When I went back to the den shortly after 4 p.m. Thursday, Puffer seemed to be asleep, stretched out, like she often does when napping. But she didn’t move. She was dead.
She must have died in her sleep sometime between 2 and 4 p.m. because she was still purring and attentive when I petted her around 2. Rigor had not set in.
Bootsie, our alpha male who often fought with Puffer, but then would sleep next to her, sat in the doorway. The look on his face told us he knew she was gone.
We have always had animals in our homes. At one point since moving to Floyd, we had six cats and three dogs. Now, with Puffer gone, we have just two cats.
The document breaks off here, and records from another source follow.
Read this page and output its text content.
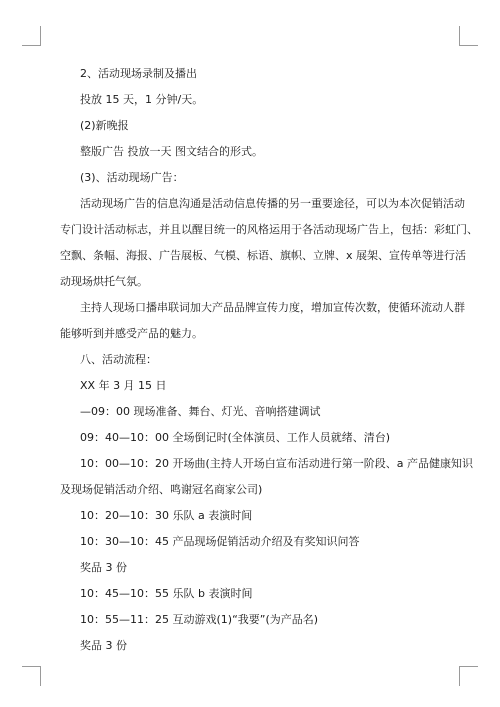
2、活动现场录制及播出

投放 15 天，1 分钟/天。

(2)新晚报

整版广告 投放一天 图文结合的形式。

(3)、活动现场广告：

活动现场广告的信息沟通是活动信息传播的另一重要途径，可以为本次促销活动

专门设计活动标志，并且以醒目统一的风格运用于各活动现场广告上，包括：彩虹门、

空飘、条幅、海报、广告展板、气模、标语、旗帜、立牌、x 展架、宣传单等进行活

动现场烘托气氛。

主持人现场口播串联词加大产品品牌宣传力度，增加宣传次数，使循环流动人群

能够听到并感受产品的魅力。

八、活动流程：

XX 年 3 月 15 日

—09：00 现场准备、舞台、灯光、音响搭建调试

09：40—10：00 全场倒记时(全体演员、工作人员就绪、清台)

10：00—10：20 开场曲(主持人开场白宣布活动进行第一阶段、a 产品健康知识

及现场促销活动介绍、鸣谢冠名商家公司)

10：20—10：30 乐队 a 表演时间

10：30—10：45 产品现场促销活动介绍及有奖知识问答

奖品 3 份

10：45—10：55 乐队 b 表演时间

10：55—11：25 互动游戏(1)“我要”(为产品名)

奖品 3 份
I wrapped Puffer in a blanket and placed her in a box for burial. The box is now sealed and wrapped in plastic and, as soon as the weather clears enough, she will join the cats and dogs buried on the hillside above our house. We had lost the much-older alpha-males — AC (short for Anti-Christ) in 2017 and Jekyll two years later — but Puffer was 72 in cat years, much younger than the two males. AC was 126 in cat years and Jekyll 118. Diva, an aptly-named black long hair, died in 2019. AC, who came with us from our time in Washington along with Trouble, found wet and shivering on the streets of Washington, DC in the late 1990s, both surpassed 100 cat years before their deaths.
Amy said Puffer has tossed up a hairball Wednesday night, but she was still her rowdy and active self. After taking Coco and Puffer in, Amy decided to stop raising feral kittens. We had lost Loki, a feral male, who suddenly started falling and acting out of control. When we took him to the Virginia Tech Veterinary School clinic, an MRI found a massive, inoperable tumor in his brain in 2006.
When we had to put him to sleep a short time later because he was in too much pain, I excused myself, went into the bathroom and cried like a baby.
Pets have that effect. Amy and I are still wiping away our tears over the loss of Puffer today.